Creating Distributed Tables (DDL)


The instructions below assume that the PostgreSQL installation is in your path. If not, you will need to add it to your PATH environment variable. For example:

export PATH=/usr/lib/postgresql/9.6/:$PATH

We use the github events dataset to illustrate the commands below. You can download that dataset by running:

gzip -d github_events-2015-01-01-*.gz

Creating And Distributing Tables

To create a distributed table, you need to first define the table schema. To do so, you can define a table using the CREATE TABLE statement in the same way as you would do with a regular PostgreSQL table.

psql -h localhost -d postgres
CREATE TABLE github_events
    event_id bigint,
    event_type text,
    event_public boolean,
    repo_id bigint,
    payload jsonb,
    repo jsonb,
    actor jsonb,
    org jsonb,
    created_at timestamp

Next, you can use the create_distributed_table() function to specify the table distribution column and create the worker shards.

SELECT create_distributed_table('github_events', 'repo_id');

This function informs Citus that the github_events table should be distributed on the repo_id column (by hashing the column value). The function also creates shards on the worker nodes using the citus.shard_count and citus.shard_replication_factor configuration values.

This example would create a total of citus.shard_count number of shards where each shard owns a portion of a hash token space and gets replicated based on the default citus.shard_replication_factor configuration value. The shard replicas created on the worker have the same table schema, index, and constraint definitions as the table on the master. Once the replicas are created, this function saves all distributed metadata on the master.

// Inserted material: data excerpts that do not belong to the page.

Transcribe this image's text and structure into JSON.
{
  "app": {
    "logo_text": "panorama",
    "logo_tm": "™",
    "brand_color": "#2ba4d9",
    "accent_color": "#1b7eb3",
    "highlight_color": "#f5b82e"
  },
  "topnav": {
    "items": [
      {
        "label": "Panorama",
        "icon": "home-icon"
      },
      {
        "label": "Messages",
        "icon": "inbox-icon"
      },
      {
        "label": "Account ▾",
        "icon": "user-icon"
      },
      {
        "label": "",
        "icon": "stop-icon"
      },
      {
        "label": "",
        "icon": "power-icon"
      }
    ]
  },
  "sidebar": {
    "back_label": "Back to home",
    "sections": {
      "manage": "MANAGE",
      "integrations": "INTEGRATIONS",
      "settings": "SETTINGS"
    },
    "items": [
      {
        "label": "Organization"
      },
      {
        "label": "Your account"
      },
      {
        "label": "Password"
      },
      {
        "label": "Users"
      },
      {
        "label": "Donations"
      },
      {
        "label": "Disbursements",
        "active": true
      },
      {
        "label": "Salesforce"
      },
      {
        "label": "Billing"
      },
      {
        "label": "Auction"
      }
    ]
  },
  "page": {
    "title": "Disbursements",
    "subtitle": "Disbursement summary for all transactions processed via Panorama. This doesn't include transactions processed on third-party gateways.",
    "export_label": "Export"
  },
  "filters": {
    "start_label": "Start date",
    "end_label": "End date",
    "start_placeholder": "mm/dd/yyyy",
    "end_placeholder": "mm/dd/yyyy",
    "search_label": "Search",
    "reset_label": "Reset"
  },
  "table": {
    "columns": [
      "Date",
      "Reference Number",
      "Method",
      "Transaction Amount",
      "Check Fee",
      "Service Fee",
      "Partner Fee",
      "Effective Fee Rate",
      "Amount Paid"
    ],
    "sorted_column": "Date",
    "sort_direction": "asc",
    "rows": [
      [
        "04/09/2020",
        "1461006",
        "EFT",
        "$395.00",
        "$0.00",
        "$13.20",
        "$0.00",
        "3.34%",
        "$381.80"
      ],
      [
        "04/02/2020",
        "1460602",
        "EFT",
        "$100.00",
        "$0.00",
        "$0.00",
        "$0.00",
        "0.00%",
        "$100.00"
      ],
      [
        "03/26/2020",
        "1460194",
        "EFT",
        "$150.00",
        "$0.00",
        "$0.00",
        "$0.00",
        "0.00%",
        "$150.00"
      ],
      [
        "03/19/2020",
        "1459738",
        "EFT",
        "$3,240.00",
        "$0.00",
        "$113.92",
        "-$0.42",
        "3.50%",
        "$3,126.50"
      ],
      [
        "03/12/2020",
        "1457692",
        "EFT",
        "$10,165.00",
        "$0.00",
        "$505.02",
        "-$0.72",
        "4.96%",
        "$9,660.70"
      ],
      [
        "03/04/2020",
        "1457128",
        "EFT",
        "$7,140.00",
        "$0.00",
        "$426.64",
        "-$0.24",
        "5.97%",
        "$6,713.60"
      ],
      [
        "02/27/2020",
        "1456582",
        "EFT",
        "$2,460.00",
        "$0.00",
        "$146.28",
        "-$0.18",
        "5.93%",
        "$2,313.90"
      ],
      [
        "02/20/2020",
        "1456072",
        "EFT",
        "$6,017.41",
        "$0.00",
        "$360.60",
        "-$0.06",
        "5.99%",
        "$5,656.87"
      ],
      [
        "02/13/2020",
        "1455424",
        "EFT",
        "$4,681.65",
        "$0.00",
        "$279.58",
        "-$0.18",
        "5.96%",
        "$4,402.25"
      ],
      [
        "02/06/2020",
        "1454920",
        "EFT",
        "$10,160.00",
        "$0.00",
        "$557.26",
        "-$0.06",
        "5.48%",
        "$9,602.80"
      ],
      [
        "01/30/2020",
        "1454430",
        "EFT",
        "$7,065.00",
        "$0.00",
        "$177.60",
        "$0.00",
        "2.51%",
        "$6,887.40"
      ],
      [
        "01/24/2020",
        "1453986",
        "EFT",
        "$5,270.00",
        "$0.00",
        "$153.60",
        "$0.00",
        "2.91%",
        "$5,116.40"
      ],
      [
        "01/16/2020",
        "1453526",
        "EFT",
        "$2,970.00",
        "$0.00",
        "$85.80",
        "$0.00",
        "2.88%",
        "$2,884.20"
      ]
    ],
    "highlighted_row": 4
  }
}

Each created shard is assigned a unique shard id and all its replicas have the same shard id. Each shard is represented on the worker node as a regular PostgreSQL table with name ‘tablename_shardid’ where tablename is the name of the distributed table and shardid is the unique id assigned to that shard. You can connect to the worker postgres instances to view or run commands on individual shards.

You are now ready to insert data into the distributed table and run queries on it. You can also learn more about the UDF used in this section in the User Defined Functions Reference of our documentation.

Dropping Tables

You can use the standard PostgreSQL DROP TABLE command to remove your distributed tables. As with regular tables, DROP TABLE removes any indexes, rules, triggers, and constraints that exist for the target table. In addition, it also drops the shards on the worker nodes and cleans up their metadata.

DROP TABLE github_events;